Barnes and Noble, the biggest book seller in terms of the number of retain stores, has seen better days. A few days ago, the company stated that for the fourth quarter of 2012, it recorded a net loss of $6.1 million. Part of that loss was due to its Nook tablet business, which saw its revenues fall over 26 percent to just $316 million for the quarter.
At the same time, Barnes and Noble stated in a press release that its Chairman and largest shareholder Leonard Riggio is trying to make a bid to buy the bookstore part of the business, but not the Nook Media portion. Microsoft currently owns 16.8 percent of Nook Media, which is worth at the moment about $300 million.
That has led some analysts to speculate that Microsoft could come in and buy Barnes and Noble. Barron's posted a story this weekend that stated:
B&N's current market value is $1.1 billion based on 70 million outstanding shares and it has a net cash position. Microsoft could pay $25 a share, or $1.75 billion, and gain full control of Nook plus the retail stores, which produced $371 million of pretax cash flow in the past 12 months. That price would be modest relative to Microsoft's $60 billion-plus in cash.
The author says that such a move could instantly give Microsoft over 600 retail stores all over the country and that it could launch a store-within-a-store to sell products like the Surface tablet.
Others disagree. The Motley Fool posted its own story which said:
There's no way that Microsoft could fill the cavernous Barnes & Noble stores, which also happen to be largely located in strip malls that lack the foot traffic of Apple's smaller footprint in shopping malls. If Microsoft wanted that girth, it could've picked up Borders' remnants for a pittance two years ago.

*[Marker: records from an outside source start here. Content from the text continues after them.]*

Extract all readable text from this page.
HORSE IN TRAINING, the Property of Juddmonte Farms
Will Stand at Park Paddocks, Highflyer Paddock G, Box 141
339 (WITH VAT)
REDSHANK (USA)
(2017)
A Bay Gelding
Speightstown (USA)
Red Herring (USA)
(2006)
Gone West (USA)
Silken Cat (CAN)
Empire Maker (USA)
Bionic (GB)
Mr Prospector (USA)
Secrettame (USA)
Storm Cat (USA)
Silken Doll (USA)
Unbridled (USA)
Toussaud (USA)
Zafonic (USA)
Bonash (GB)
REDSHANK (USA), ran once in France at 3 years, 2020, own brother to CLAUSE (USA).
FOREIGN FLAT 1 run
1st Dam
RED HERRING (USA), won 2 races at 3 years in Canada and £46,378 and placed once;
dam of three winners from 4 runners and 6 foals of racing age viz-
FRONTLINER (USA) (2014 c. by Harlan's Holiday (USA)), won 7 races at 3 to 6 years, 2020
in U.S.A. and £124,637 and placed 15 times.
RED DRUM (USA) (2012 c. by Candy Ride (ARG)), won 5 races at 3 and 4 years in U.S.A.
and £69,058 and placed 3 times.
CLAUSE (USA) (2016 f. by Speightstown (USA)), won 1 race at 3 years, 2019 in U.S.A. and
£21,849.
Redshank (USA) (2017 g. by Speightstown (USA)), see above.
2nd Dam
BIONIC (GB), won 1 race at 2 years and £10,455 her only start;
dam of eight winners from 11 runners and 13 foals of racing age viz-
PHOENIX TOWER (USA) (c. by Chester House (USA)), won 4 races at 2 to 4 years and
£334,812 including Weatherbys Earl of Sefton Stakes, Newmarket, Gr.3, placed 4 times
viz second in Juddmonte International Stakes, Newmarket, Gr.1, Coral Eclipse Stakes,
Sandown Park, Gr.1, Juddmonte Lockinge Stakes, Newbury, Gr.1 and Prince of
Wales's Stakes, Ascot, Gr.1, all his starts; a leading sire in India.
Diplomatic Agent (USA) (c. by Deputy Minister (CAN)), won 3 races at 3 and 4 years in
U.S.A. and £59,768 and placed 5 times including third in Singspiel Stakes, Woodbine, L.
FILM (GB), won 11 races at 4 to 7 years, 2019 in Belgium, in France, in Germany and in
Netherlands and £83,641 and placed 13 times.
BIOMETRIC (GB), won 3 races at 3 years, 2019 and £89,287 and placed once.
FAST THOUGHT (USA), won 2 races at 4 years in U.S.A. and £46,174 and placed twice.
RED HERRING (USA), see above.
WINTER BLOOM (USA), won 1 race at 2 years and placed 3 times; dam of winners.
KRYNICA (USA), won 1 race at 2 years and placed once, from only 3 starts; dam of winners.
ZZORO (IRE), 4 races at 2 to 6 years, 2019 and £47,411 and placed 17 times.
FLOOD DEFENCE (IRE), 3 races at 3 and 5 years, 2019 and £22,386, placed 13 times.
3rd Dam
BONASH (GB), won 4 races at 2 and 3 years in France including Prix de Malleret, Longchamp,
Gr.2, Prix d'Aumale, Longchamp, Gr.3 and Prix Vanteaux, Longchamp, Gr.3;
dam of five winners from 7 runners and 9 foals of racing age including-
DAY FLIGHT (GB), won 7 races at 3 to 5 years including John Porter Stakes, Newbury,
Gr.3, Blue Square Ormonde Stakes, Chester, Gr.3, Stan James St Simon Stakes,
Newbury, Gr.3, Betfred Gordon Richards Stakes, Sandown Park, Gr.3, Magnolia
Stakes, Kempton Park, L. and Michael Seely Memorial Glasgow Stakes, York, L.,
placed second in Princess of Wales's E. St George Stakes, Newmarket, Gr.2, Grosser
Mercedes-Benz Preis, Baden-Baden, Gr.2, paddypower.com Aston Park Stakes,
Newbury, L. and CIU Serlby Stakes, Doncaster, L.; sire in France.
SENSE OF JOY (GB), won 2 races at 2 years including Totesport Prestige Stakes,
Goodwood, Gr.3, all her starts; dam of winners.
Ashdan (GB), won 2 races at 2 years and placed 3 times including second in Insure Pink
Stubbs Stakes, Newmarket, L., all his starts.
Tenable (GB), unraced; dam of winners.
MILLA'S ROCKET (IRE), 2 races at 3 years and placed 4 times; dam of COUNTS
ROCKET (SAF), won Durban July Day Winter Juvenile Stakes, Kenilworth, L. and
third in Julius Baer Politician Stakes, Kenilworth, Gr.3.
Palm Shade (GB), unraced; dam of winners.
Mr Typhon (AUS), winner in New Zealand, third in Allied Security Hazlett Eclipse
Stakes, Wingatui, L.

While that may turn out to be true, it's also true that Barnes and Noble's attempt to launch its own eReader and tablet lineup in the Nook to compete with Amazon's Kindle family has been met with indifference by the general public. With the exception of creating a Nook app for Windows 8 and RT devices, we have yet to see anything concrete from Microsoft in terms of its collaboration with Barnes and Noble. Microsoft might not want to buy a bookseller but it might have to either take full control of the Nook business or cash out of it while it still can.